What’s in a Name

When people ask about why I go by my last name, I have a couple of answers I can give.  One of them is that there are a lot of Ashleys (and don’t even get me started on the Ashleighs and the Ashlees) in the world, and as proof of this, my brother recently got married to a woman named Ashley.  There are not just a lot of Ashleys in the world, there are two Ashley McKelvys in my family.

It should be said that I think she’s pretty great.  The first time I met her, my brother brought her to my apartment in Benton, Arkansas to, help me move.  She hauled boxes and toted kitchen appliances down a flight of stairs and headed back up for more with a big smile on her face.  Even I was cranky about moving, and it was my stuff.

But when it became clear that she and my brother were serious, I knew the name thing would be an issue.  My friends call me McKelvy.  Hell, even my boyfriend calls me McKelvy.  My parents, however, picked Ashley out from all the other name possibilities in the world, and regardless of my own feelings on the matter, they think it’s a nice name.  Plus, McKelvy is only distinctive as a nickname when not everyone in your house has it.  When Ashley joined my family for Christmas, I suggested that one of us needed a nickname, but no one seemed to really take the lead on the Great Re-Naming Project.  First of all, how do you decide who should change?  I’ve been in the family longer, but I’m also not particularly married to the name.  I might be willing to change if a suitable nickname could be decided upon, but I learned long ago that it’s not about what I’m okay with.  This is really about other people having to change, which is a far more difficult proposition.

People I have worked with rarely call me McKelvy, even if we are friends.  The reason?  Paperwork.  I fill out a form with my legal name, and people automatically start calling me Ashley.  I can and have persuaded them to use my last name or “Mick” for simplicity’s sake, but if you don’t introduce that idea early and often, people will either fall into the habit of calling me Ashley or only about half of them will change and there will be a lot of confusion about what the new girl’s name is.  Now, imagine that instead of working with those people for a few months during the summer or a year and a half, that is what people have called you YOUR ENTIRE LIFE.  It is ingrained.  My grandmothers will never call me anything else, and so it is unlikely that I will be allowed to change my name, though I am willing.

So how do you tell your new sister-in-law that’s been part of your family for mere weeks: Great to have you!  Welcome!  Now, what would you like to be called form this point forward?  Our names are who we are.  It’s our most basic form of identity.  It’s pretty difficult to find the most polite but firm way to say, “no offense, but that’s mine.  Change yours.”

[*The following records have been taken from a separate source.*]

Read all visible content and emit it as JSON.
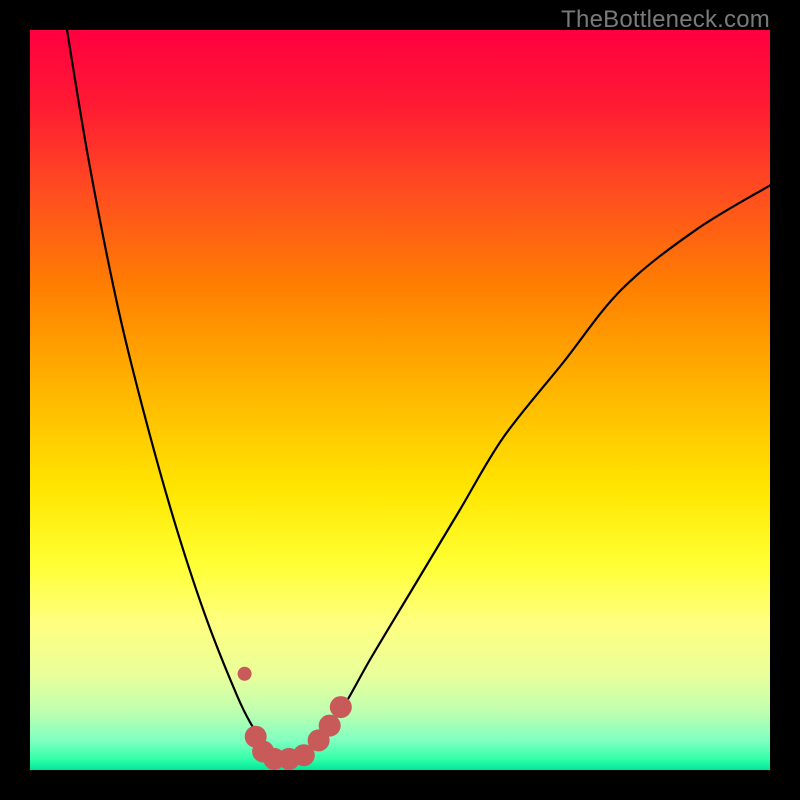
{
  "watermark": "TheBottleneck.com",
  "chart_data": {
    "type": "line",
    "title": "",
    "xlabel": "",
    "ylabel": "",
    "xlim": [
      0,
      100
    ],
    "ylim": [
      0,
      100
    ],
    "grid": false,
    "legend": false,
    "series": [
      {
        "name": "bottleneck-curve",
        "x": [
          5,
          8,
          12,
          16,
          20,
          24,
          28,
          30,
          32,
          34,
          36,
          38,
          42,
          46,
          52,
          58,
          64,
          72,
          80,
          90,
          100
        ],
        "y": [
          100,
          82,
          62,
          46,
          32,
          20,
          10,
          6,
          3,
          1.5,
          1.5,
          3,
          8,
          15,
          25,
          35,
          45,
          55,
          65,
          73,
          79
        ]
      }
    ],
    "markers": [
      {
        "name": "left-dip-dot",
        "x": 29,
        "y": 13
      },
      {
        "name": "bottom-dot-1",
        "x": 30.5,
        "y": 4.5
      },
      {
        "name": "bottom-dot-2",
        "x": 31.5,
        "y": 2.5
      },
      {
        "name": "bottom-dot-3",
        "x": 33,
        "y": 1.5
      },
      {
        "name": "bottom-dot-4",
        "x": 35,
        "y": 1.5
      },
      {
        "name": "bottom-dot-5",
        "x": 37,
        "y": 2
      },
      {
        "name": "bottom-dot-6",
        "x": 39,
        "y": 4
      },
      {
        "name": "bottom-dot-7",
        "x": 40.5,
        "y": 6
      },
      {
        "name": "bottom-dot-8",
        "x": 42,
        "y": 8.5
      }
    ],
    "marker_color": "#c85a5a",
    "curve_color": "#000000"
  }
}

Something has to be done though, and here’s why: My Grammy was telling some story about Adam and his wife, and she referred to them as “Adam and Ashley” and I can’t remember what the verb for that sentence was, but it clearly implied something they’d done as a couple.  “Gone hunting” or “kissed” or “first started dating.”  Whatever it was an implied romantic relationship that, regardless of what you may have heard about Arkansas, is not something my brother and I do together.  But it was still kind of out there.  All five or six people who heard her tell that story knew that she meant the other Ashley, but the implication still hung there in the air like a giant incest meatball until she finally clarified which of us she meant.

We all knew, and when she pointed out that she meant Adam’s then girlfriend, I was irritated that the clarification was made because, um, obviously.  And yet, I had also been glad that she had explained herself just so the ambiguity was gone.  Grammy couldn’t win, and neither can we.  If one of us gets a nickname, it will be a long process of getting everyone on board with the switch, but if we don’t the rest of our lives we may just become “Adam’s sister, Ashley,” or “Ashley, Adam’s wife.”  I think I’d rather be called Nerdy McReadsalot.